In this talk I will demonstrate recent progress on this question by considering a problem crucial for major industry players like Google: how to design revenue-maximizing allocation mechanisms. Most existing designs hinge on “getting the price right” – selling goods to buyers at prices low enough to encourage a sale, but high enough to garner non-trivial revenue. This approach is difficult to implement when the seller has little or no a priori information about buyers’ valuations, or when the setting is sufficiently complex, as in the case of markets with heterogeneous goods.

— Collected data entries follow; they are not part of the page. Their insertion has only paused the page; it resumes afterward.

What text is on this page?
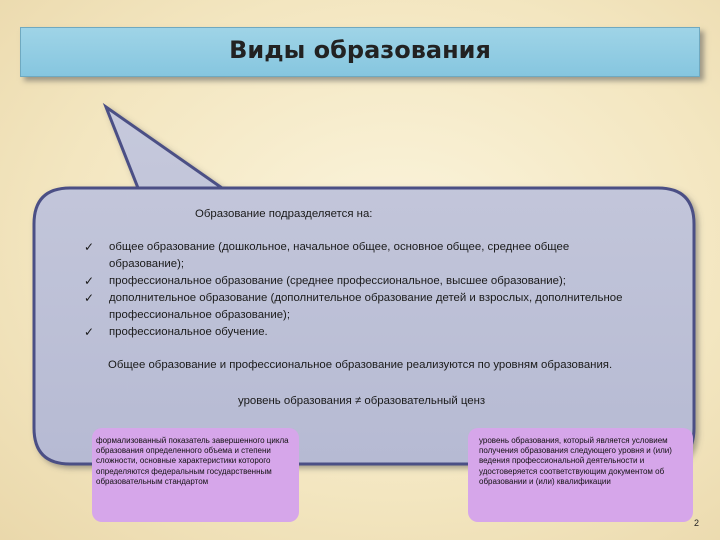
Виды образования
Образование подразделяется на:
✓ общее образование (дошкольное, начальное общее, основное общее, среднее общее образование);
✓ профессиональное образование (среднее профессиональное, высшее образование);
✓ дополнительное образование (дополнительное образование детей и взрослых, дополнительное профессиональное образование);
✓ профессиональное обучение.
Общее образование и профессиональное образование реализуются по уровням образования.
уровень образования ≠ образовательный ценз
формализованный показатель завершенного цикла образования определенного объема и степени сложности, основные характеристики которого определяются федеральным государственным образовательным стандартом
уровень образования, который является условием получения образования следующего уровня и (или) ведения профессиональной деятельности и удостоверяется соответствующим документом об образовании и (или) квалификации
2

I will show a robust approach to designing auctions for revenue, which “lets the market do the work” by allowing prices to emerge from enhanced competition for scarce goods. This work provides guidelines for a seller in choosing among data acquisition and sophisticated pricing, and investment in drawing additional buyers.
Inbal Talgam-Cohen is a Marie Curie postdoctoral researcher at HUJI and a visiting postdoctoral researcher at TAU. She holds a PhD from Stanford (2015) supervised by Tim Roughgarden, an MSc from Weizmann and a BSc from TAU in computer science, as well as a law LLB. Her research is in algorithmic game theory, including computational and data aspects of market design and applications to Internet economics. Her awards include Best Doctoral Dissertation Award of ACM SIGecom, the Stanford Interdisciplinary Graduate Fellowship, and the Best Student Paper Award at EC’15.